Workflows are useful when the model should rewrite a whole selection or document fragment, for example during proofreading or translation. The toolkit reads the current scope as plain text plus a DocJSON fragment, which is the structured Document Authoring content that can be replaced. Your model returns a replacement fragment. The toolkit validates that output before applying it.

import { getBuiltInWorkflow } from '@nutrient-sdk/document-authoring-ai';
import { getAiToolkit } from '@nutrient-sdk/document-authoring-ai/editor';
import type { DocAuthEditor } from '@nutrient-sdk/document-authoring';

export async function runTranslationWorkflow(editor: DocAuthEditor, modelOutput: unknown) {
	const toolkit = getAiToolkit(editor);
	const workflow = getBuiltInWorkflow('translation', {
		targetLanguage: 'spanish',
	});

	try {
		const input = await toolkit.readWorkflowInput(workflow, {
			scope: 'selection',
		});

		const result = await toolkit.applyWorkflowOutput(workflow, modelOutput, {
			scope: input.scope,
			writeMode: 'track_changes',
		});

		return { input, result };
	} finally {
		toolkit.dispose();
	}
}

Send input.inputText, input.inputFragment, workflow.systemPrompt, and workflow.defaultTask to your model.

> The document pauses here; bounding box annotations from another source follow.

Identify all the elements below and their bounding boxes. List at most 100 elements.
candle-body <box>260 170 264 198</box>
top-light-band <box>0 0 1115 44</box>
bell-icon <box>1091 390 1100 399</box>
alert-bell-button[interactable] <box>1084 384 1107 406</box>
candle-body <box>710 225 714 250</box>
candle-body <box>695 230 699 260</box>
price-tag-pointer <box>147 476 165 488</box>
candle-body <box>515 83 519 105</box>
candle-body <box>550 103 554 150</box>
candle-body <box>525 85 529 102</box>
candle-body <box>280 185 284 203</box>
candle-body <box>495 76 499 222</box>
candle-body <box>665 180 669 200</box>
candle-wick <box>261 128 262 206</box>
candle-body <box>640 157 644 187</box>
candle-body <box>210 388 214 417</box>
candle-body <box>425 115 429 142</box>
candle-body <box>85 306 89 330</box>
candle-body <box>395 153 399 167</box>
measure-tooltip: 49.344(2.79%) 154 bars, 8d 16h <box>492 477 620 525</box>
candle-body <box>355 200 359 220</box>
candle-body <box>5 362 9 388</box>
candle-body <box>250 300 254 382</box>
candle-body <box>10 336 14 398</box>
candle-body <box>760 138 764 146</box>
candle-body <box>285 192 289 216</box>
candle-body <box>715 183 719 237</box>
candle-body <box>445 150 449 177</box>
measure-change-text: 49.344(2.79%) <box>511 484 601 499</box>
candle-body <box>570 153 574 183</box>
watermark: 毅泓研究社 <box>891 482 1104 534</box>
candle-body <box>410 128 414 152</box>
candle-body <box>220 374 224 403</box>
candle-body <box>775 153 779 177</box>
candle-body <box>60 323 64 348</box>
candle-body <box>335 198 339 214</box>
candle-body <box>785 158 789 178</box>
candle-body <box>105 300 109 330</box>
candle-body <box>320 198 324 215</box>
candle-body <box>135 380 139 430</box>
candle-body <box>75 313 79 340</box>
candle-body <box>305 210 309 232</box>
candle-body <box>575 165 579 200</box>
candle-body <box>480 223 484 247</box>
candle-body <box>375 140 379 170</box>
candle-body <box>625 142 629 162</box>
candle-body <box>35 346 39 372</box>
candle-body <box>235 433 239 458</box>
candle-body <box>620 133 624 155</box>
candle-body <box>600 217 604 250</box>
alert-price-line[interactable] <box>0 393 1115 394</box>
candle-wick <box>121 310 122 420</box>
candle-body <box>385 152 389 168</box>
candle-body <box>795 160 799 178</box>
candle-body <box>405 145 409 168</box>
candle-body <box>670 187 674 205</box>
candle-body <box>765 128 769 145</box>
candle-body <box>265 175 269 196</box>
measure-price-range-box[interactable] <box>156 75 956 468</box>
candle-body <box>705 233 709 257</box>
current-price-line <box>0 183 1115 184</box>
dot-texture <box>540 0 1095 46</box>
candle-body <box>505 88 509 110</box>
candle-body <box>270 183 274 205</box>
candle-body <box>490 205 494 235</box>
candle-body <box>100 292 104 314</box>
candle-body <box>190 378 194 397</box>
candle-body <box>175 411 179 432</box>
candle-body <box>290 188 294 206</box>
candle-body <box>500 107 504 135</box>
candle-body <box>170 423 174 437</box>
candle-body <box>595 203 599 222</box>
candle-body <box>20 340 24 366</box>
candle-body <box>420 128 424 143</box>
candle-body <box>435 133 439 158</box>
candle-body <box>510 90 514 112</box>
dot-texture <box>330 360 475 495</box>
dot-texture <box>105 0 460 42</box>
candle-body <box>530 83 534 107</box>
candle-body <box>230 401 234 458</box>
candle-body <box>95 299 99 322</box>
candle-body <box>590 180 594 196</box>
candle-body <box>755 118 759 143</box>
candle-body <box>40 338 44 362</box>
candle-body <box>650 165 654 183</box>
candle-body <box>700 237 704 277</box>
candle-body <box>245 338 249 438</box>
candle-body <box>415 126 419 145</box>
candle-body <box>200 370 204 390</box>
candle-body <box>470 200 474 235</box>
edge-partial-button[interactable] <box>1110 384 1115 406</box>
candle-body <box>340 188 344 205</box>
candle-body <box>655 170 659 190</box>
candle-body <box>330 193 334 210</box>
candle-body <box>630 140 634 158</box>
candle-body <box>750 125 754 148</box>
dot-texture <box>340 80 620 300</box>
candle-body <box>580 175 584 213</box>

Pass the model's structured output to applyWorkflowOutput(...).

Built-in workflows:

  • proofreading
  • translation, with english, german, french, and spanish targets

Use createWorkflow(...) for custom prompts that still return a structured replacement fragment.

Exporting Tool Definitions

Backends that do not run TypeScript can use the built-in tool metadata as JSON.

npx document-authoring-ai-export > document-authoring-ai-tools.json
npx document-authoring-ai-export --tools search_elements,read_element,replace_text

The command prints a versioned JSON payload with tool names, descriptions, schemas, and read/write metadata.

License

This package uses the same license as @nutrient-sdk/document-authoring: see the Nutrient SDK User Evaluation Subscription Agreement.